古典音樂 (外一首)

非馬

  我常說芝加哥有文化,不僅因為這城市有獨特的建築,一流的交響樂團,收藏極豐的美術館、自然歷史博物館、科學與工業博物館等等,更因為它擁有兩座古典音樂電台,一年到頭從早到晚播放古典音樂。從芝加哥開車向東向西向南向北,漸漸地收音機里美妙的古典音樂便摻進了沙沙的雜音,終於遊絲般中斷。任你怎麼調撥,從東岸到西岸,小鎮到大城,你再也找不到另一個(至少我的經驗如此)播放古典音樂的電台。這種時候最使我懷念起芝加哥來。當收音機傳出貝多芬的交響樂或蕭邦的鋼琴曲,我便知道車子已進入了芝加哥的方圓之內。
  有人做過試驗,在牛欄裡日夜播放輕鬆的古典音樂,會使乳牛的產乳量增加;考試前聽莫扎特的音樂,會得到較佳的成績。我自己的經驗是,音樂使我精神愉快心靈舒暢平安、工作效率增加。所以從一早醒來到晚上熄燈睡覺,我都讓自己沉浸在古典音樂的暖流裡。
  但不是每個人都能接受或喜歡古典音樂。初中時期我住在台中家裡,父親便常要我把收音機關掉,說吵死了。我猜古典音樂在他不習慣的耳裡,大概同外國人聽京戲一樣,一定也嘔啞嘲哳難為聽吧!
  我真正對古典音樂發生興趣,是在台北工專唸書並參加合唱團以後。合唱團的指揮是作曲家兼歌唱家朱永鎮先生。他經常出國講學,每次都帶回來一大堆唱片。那時台灣的音樂環境同經濟環境一樣,都相當貧困。市面上能買到的大概只有圓舞曲或卡門序曲之類的比較通俗的音樂,每分鐘七十八轉的唱片,用手搖的唱機沙沙唱出。因此他每週舉辦的音樂欣賞講座,深深地吸引了我們這群如飢似渴的學生。朱先生不但音樂學識豐富,知道音樂界許多軼事與典故,人又風趣,常用他那低沉渾厚的男低音,配合他從國外帶回來的精製的唱片與唱機製造出來的音樂,諄諄善誘人地把我們帶進了古典音樂萬紫千紅的花園。
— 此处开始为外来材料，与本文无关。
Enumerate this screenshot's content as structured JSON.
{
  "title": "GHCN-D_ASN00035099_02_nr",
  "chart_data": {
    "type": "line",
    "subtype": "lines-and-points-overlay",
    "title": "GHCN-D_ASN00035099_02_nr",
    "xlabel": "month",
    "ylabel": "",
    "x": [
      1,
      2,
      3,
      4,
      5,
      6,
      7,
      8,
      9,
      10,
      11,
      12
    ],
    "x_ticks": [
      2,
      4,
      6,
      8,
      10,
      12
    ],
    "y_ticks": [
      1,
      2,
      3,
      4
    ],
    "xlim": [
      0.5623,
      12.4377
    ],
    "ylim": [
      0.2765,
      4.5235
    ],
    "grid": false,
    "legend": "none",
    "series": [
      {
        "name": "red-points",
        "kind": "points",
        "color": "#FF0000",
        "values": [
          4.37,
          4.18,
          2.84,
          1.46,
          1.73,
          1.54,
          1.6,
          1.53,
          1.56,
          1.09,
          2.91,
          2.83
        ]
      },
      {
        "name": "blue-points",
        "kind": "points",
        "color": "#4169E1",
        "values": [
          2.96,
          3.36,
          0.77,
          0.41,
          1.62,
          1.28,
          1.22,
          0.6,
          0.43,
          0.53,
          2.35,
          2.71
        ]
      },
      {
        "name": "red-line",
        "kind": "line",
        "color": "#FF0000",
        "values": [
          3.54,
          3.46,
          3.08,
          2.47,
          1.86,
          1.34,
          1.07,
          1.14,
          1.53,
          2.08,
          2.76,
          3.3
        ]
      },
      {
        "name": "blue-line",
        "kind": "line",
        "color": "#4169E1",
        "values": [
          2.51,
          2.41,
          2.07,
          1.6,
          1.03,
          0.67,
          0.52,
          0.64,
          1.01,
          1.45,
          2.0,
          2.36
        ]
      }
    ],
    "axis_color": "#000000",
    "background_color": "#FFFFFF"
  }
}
朱先生後來到曼谷講學,在夜裡被人殺害放火燒死,我們都像失去父親般悲痛。
  時代與科技的進步把本來屬於宮廷貴族的許多東西,帶給我們這些平民老百姓。古典音樂便是其中之一。斜躺在舒適的沙發上,一邊吃甜蜜多汁的無子綠葡萄,一邊聽立體音響設備流瀉出來的絃樂四重奏,我常有帝王也不過如此的幸福感覺。前些日子這裡一家電子商店廉價出售古典音樂唱碟,五六十分鐘的音樂才賣兩三美元,而且都是些有名的樂團演奏的。我對之群說,花這麼小的代價獲得這麼大的文化享受,不善加利用,未免暴殄天物。真正能代表人類文化、為人類的存在作見證的,除了幾座雕塑幾幅畫幾首詩外,我想大概只有古典音樂吧。
  我有一位朋友說他不喜歡聽古典音樂。他說古典音樂是已死去多時的人寫的東西,形式簡單缺乏變化,不合今天的時代要求。我問他聽過哪些作曲家的作品,他列舉了巴赫、海頓、莫扎特及貝多芬等名家。我建議他不妨也聽聽較近期如鮑羅廷、勃拉姆斯、穆索爾斯基、馬勒、德彪西、西貝柳斯、斯特拉文斯基、以及普羅科菲耶夫等作曲家,甚至更近代或當代作曲家的作品。他們的音樂繁富多變,絕不單調。就像我們讀詩一樣,不能老停留在詩經離騷甚至唐詩上面,不管它們有多偉大。古典的意義不在於年代的遠近,更在於它那帶有理想及人道主義色彩、中庸平衡、清明洞達、從容不迫以及嚴肅持久的精神上。這也是其他所有真正的藝術如繪畫、文學及詩所共同具有的精神。我是一直這樣理解。